Temps de lecture : 2 minutes
It sounds counterintuitive, but burning oil and planting forests to compensate is more environmentally friendly than burning biofuel. So say scientists who have calculated the difference in net emissions between using land to produce biofuel and the alternative: fuelling cars with gasoline and replanting forests on the land instead.
They recommend governments steer away from biofuel and focus on reforestation and maximising the efficiency of fossil fuels instead.
The reason is that producing biofuel is not a “green process”. It requires tractors and fertilisers and land, all of which means burning fossil fuels to make “green” fuel.

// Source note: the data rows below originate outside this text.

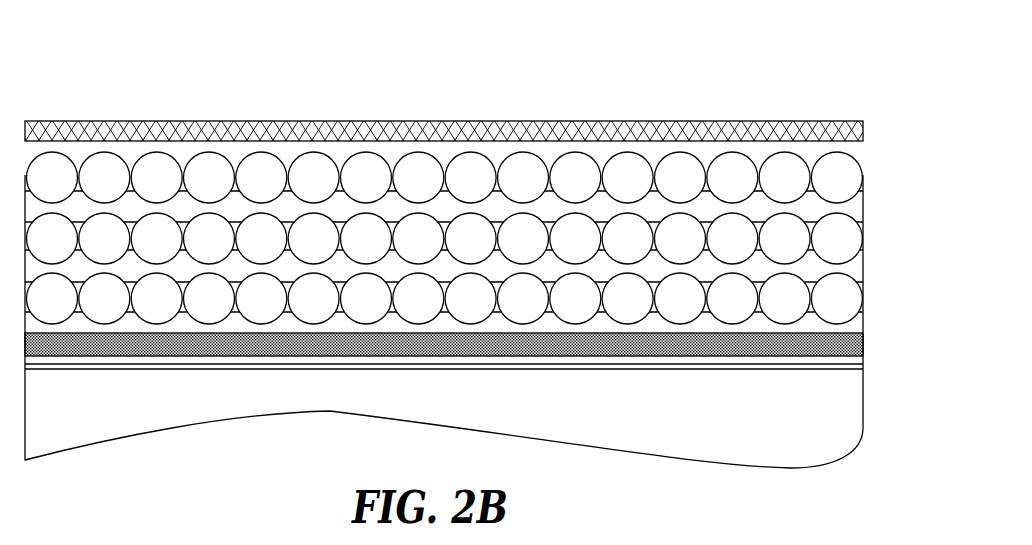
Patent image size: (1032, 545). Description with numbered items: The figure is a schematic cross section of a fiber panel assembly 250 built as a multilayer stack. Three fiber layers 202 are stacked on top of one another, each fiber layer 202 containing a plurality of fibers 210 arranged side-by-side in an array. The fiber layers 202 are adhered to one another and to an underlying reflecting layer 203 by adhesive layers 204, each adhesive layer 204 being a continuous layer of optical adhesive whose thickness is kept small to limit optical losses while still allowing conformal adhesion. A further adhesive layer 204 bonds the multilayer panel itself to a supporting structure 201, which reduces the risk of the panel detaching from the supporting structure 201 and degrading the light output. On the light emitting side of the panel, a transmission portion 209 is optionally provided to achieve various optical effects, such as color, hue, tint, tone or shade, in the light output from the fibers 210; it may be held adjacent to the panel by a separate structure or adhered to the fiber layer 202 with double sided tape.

The fiber panel assembly 250 is at (124, 39).
The transmission portion 209 is at (465, 122).
The fiber layer 202 is at (856, 153).
The adhesive layer 204 is at (855, 206).
The fibers 210 is at (208, 160).
The reflecting layer 203 is at (444, 344).
The supporting structure 201 is at (444, 418).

In the case of bioethanol produced from corn – an alternative to oil – “it’s essentially a zero-sums game,” says Ghislaine Kieffer, programme manager for Latin America at the International Energy Agency in Paris, France (see Complete carbon footprint of biofuel – or is it?).

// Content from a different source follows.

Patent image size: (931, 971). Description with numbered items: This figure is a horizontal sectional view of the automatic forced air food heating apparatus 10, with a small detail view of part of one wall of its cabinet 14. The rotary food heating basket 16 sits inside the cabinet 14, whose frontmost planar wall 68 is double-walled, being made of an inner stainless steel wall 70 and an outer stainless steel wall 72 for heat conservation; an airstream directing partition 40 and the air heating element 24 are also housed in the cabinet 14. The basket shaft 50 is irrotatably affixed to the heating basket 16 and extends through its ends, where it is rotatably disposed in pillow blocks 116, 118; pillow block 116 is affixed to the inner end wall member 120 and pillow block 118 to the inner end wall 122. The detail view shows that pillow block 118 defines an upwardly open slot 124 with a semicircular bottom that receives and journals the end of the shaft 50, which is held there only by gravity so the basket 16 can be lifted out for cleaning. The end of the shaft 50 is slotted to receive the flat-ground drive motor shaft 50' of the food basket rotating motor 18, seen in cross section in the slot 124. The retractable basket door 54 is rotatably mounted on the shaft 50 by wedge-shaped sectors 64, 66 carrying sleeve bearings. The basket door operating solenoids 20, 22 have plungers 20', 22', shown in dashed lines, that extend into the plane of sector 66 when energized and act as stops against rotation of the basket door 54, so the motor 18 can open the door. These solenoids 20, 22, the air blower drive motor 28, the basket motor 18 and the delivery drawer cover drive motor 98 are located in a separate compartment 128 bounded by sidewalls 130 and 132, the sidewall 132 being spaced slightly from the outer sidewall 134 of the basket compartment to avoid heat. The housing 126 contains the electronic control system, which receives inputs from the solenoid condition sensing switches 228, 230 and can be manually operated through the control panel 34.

What is more, environmentalists have expressed concerns that the growing political backing that biofuel is enjoying will mean forests will be chopped down to make room for biofuel crops such as maize and sugarcane. “When you do this, you immediately release between 100 and 200 tonnes of carbon [per hectare],” says Renton Righelato of the World Land Trust, UK, a conservation agency that seeks to preserve rainforests.
Righelato and Dominick Spracklen of the University of Leeds, UK, calculated how long it would take to compensate for those initial emissions by burning biofuel instead of gasoline. The answer is between 50 and 100 years. “We cannot afford that, in terms of climate change,” says Righelato.
The researchers also compared how much carbon would be stored by replanting forests with how much is saved by burning biofuel grown on the land instead of gasoline.
They found that reforestation would sequester between two and nine times as much carbon over 30 years than would be saved by burning biofuels instead of gasoline (see bar chart, right). “You get far more carbon sequestered by planting forests than you avoid emissions by producing biofuels on the same land,” says Righelato.
He and Spracklen conclude that if the point of biofuels policies is to limit global warming, “policy makers may be better advised in the short term to focus on increasing the efficiency of fossil fuel use, to conserve existing forests and savannahs, and to restore natural forest and grassland habitats on cropland that is not needed for food.”
They do admit, however, that biofuels made from woody materials such as prairie grasses may have an advantage over reforestation – although it is difficult to say for now as such fuels are still in development (see Humble grasses may be the best source of biofuel).
Forests at high latitudes have been found to warm the climate (see Some forests may speed global warming). However, Righelato says this does not affect his calculations as biofuel crops are not, by and large, grown in these areas.